New efficacy testing systems towards novel antimalarials

Responsible for more than half a million deaths globally, malaria continues to be a global health crisis. In the face of diminishing efficacy of insecticides and artemisinin-based combination therapies, new antimalarials are urgently needed. Efficacy of candidate drugs is routinely being assessed in preclinical and clinical studies. Thereby, it is of utmost importance to distinguish viable and nonviable parasites, which is complicated by the fact that viable parasites can be metabolically inactive, whilst dying parasites can still be metabolically active and morphologically unaffected. In this Ph. D. thesis, I highlight that – in contrast to conventional readouts for the assessment of drug efficacy – parasite viability readouts can discriminate between these parasite populations. I have developed three efficacy testing systems that allow to measure parasite viability after treatment of in vitro cultures, in mice, and in humans with high sensitivity.
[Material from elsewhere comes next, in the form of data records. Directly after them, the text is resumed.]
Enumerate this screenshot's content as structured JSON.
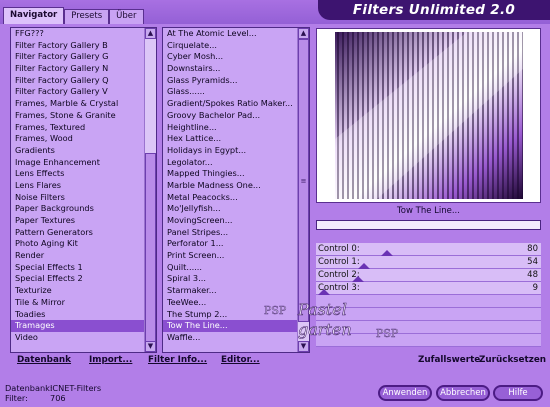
{
  "tabs": [
    {
      "label": "Navigator"
    },
    {
      "label": "Presets"
    },
    {
      "label": "Über"
    }
  ],
  "app_title": "Filters Unlimited 2.0",
  "categories": [
    "FFG???",
    "Filter Factory Gallery B",
    "Filter Factory Gallery G",
    "Filter Factory Gallery N",
    "Filter Factory Gallery Q",
    "Filter Factory Gallery V",
    "Frames, Marble & Crystal",
    "Frames, Stone & Granite",
    "Frames, Textured",
    "Frames, Wood",
    "Gradients",
    "Image Enhancement",
    "Lens Effects",
    "Lens Flares",
    "Noise Filters",
    "Paper Backgrounds",
    "Paper Textures",
    "Pattern Generators",
    "Photo Aging Kit",
    "Render",
    "Special Effects 1",
    "Special Effects 2",
    "Texturize",
    "Tile & Mirror",
    "Toadies",
    "Tramages",
    "Video"
  ],
  "categories_selected": "Tramages",
  "filters": [
    "At The Atomic Level...",
    "Cirquelate...",
    "Cyber Mosh...",
    "Downstairs...",
    "Glass Pyramids...",
    "Glass......",
    "Gradient/Spokes Ratio Maker...",
    "Groovy Bachelor Pad...",
    "Heightline...",
    "Hex Lattice...",
    "Holidays in Egypt...",
    "Legolator...",
    "Mapped Thingies...",
    "Marble Madness One...",
    "Metal Peacocks...",
    "Mo'Jellyfish...",
    "MovingScreen...",
    "Panel Stripes...",
    "Perforator 1...",
    "Print Screen...",
    "Quilt......",
    "Spiral 3...",
    "Starmaker...",
    "TeeWee...",
    "The Stump 2...",
    "Tow The Line...",
    "Waffle..."
  ],
  "filters_selected": "Tow The Line...",
  "preview_filter_name": "Tow The Line...",
  "progress": 0,
  "controls": [
    {
      "label": "Control 0:",
      "value": "80"
    },
    {
      "label": "Control 1:",
      "value": "54"
    },
    {
      "label": "Control 2:",
      "value": "48"
    },
    {
      "label": "Control 3:",
      "value": "9"
    }
  ],
  "control_max": 255,
  "watermark": {
    "line1": "Pastel",
    "line2": "garten"
  },
  "buttons": {
    "datenbank": "Datenbank",
    "import": "Import...",
    "filter_info": "Filter Info...",
    "editor": "Editor...",
    "zufallswerte": "Zufallswerte",
    "zuruecksetzen": "Zurücksetzen"
  },
  "status": {
    "datenbank_label": "Datenbank:",
    "datenbank_value": "ICNET-Filters",
    "filter_label": "Filter:",
    "filter_value": "706"
  },
  "actions": {
    "anwenden": "Anwenden",
    "abbrechen": "Abbrechen",
    "hilfe": "Hilfe"
  },
  "colors": {
    "background": "#b27ee8",
    "list_bg": "#c9a4f4",
    "selection": "#8a4fd0",
    "title_bar": "#3d1470",
    "button_fill": "#9760d6"
  }
}
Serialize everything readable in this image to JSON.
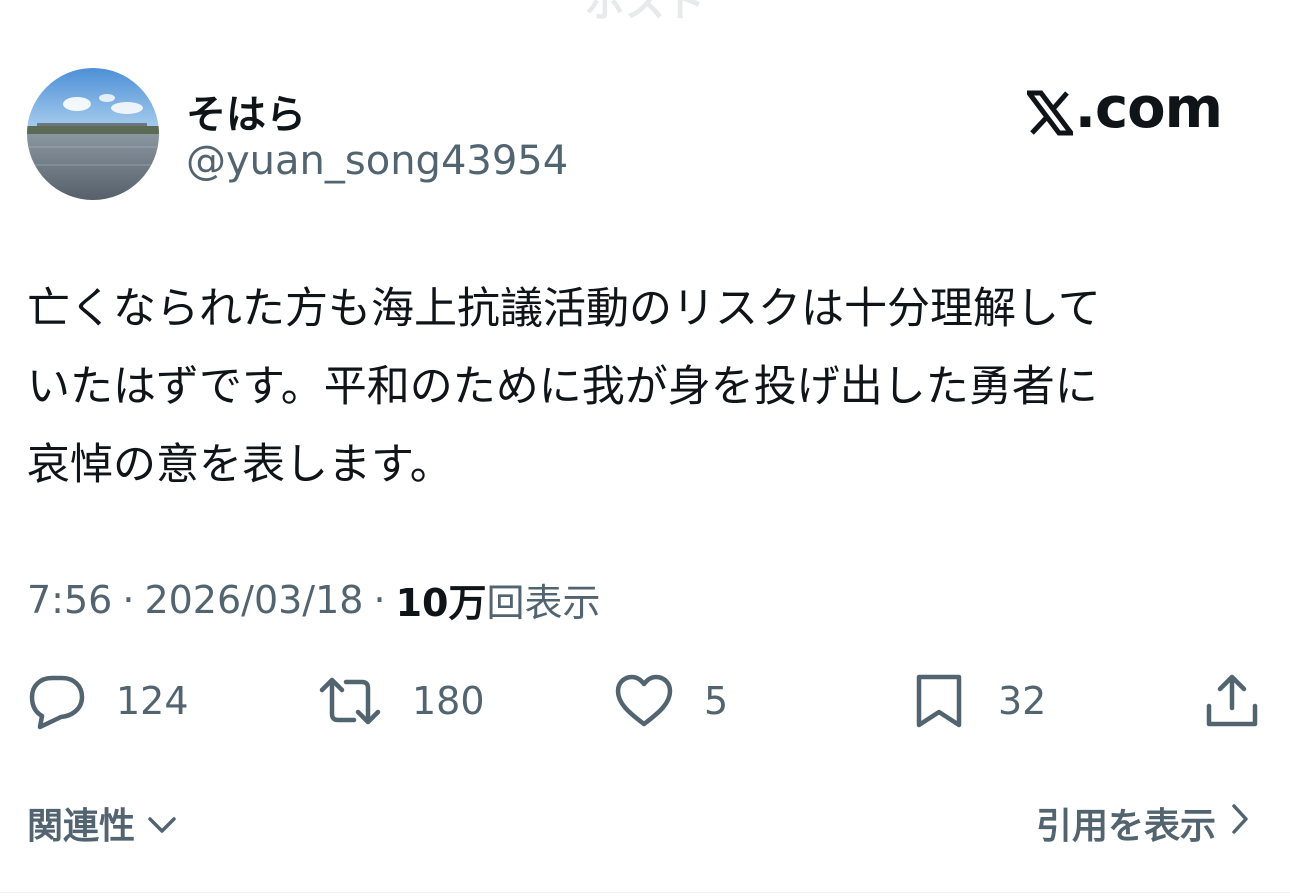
{
  "header": {
    "title": "ポスト"
  },
  "author": {
    "display_name": "そはら",
    "handle": "@yuan_song43954"
  },
  "brand": {
    "text": ".com",
    "logo_icon": "x-logo-icon"
  },
  "tweet": {
    "lines": [
      "亡くなられた方も海上抗議活動のリスクは十分理解して",
      "いたはずです。平和のために我が身を投げ出した勇者に",
      "哀悼の意を表します。"
    ]
  },
  "meta": {
    "time": "7:56",
    "separator": "·",
    "date": "2026/03/18",
    "views_count": "10万",
    "views_label": "回表示"
  },
  "actions": {
    "reply": {
      "icon": "reply-icon",
      "count": "124"
    },
    "repost": {
      "icon": "repost-icon",
      "count": "180"
    },
    "like": {
      "icon": "heart-icon",
      "count": "5"
    },
    "bookmark": {
      "icon": "bookmark-icon",
      "count": "32"
    },
    "share": {
      "icon": "share-icon"
    }
  },
  "footer": {
    "sort_label": "関連性",
    "view_quotes_label": "引用を表示"
  },
  "colors": {
    "text_primary": "#0f1419",
    "text_secondary": "#536471",
    "background": "#ffffff"
  }
}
The first method is the in vitro parasite reduction ratio (PRR) assay V2, which is based on the limiting-dilution assay published by Sanz et al. (2012). The PRR assay V2 comes with a shorter assay duration, optimized quality controls, and a standardized analysis algorithm that systematically estimates pharmacodynamic parameters, which can be deployed by pharmaco-kinetic/pharmacodynamic models to aid and standardize lead selection, optimization, and dose prediction. The second method, the in vitro-in silico interaction-PRR assay, allows to assess parasite viability following treatment with a range of drug combinations, and uses the resulting data to predict therapeutic efficacy of that drug combination in humans in a PK/PD model. The method was validated on two drug combinations for which clinical data exist, showing that the interaction-PRR assay can successfully predict the endpoints of the corresponding clinical trials. This illustrates that the interaction-PRR has the potential to improve and streamline the development of new drug combinations for malaria. The third method allows to study parasite viability, i.e. drug efficacy, in samples collected from mice and humans treated with antimalarials. This method was validated on the basis of artesunate and using two independent approaches to estimate parasite viability. This method allowed us to observe drug effects that had not been detected when measuring overall parasitemia in the blood of mice or humans, and hence helps to better translate preclinical data from murine infections to those observed in human infections in the clinical stage.
I further investigated the antimalarial efficacy of Artemisia afra, a herbal remedy traditionally used in Africa, in mice to contribute to the resolution of the debate on whether a phytochemical (or several) present in the plant require(s) metabolic activation inside the mammalian host to unfold its antimalarial potential. In Plasmodium berghei-infected mice, suspensions of A. afra were not active; future experiments in P. falciparum-infected mice are pending.
Overall, this work improves the development of new and better antimalarials by providing new and highly accurate efficacy testing systems, and adds another piece of knowledge to the debate on whether A. afra is a potential source of such antimalarials or not.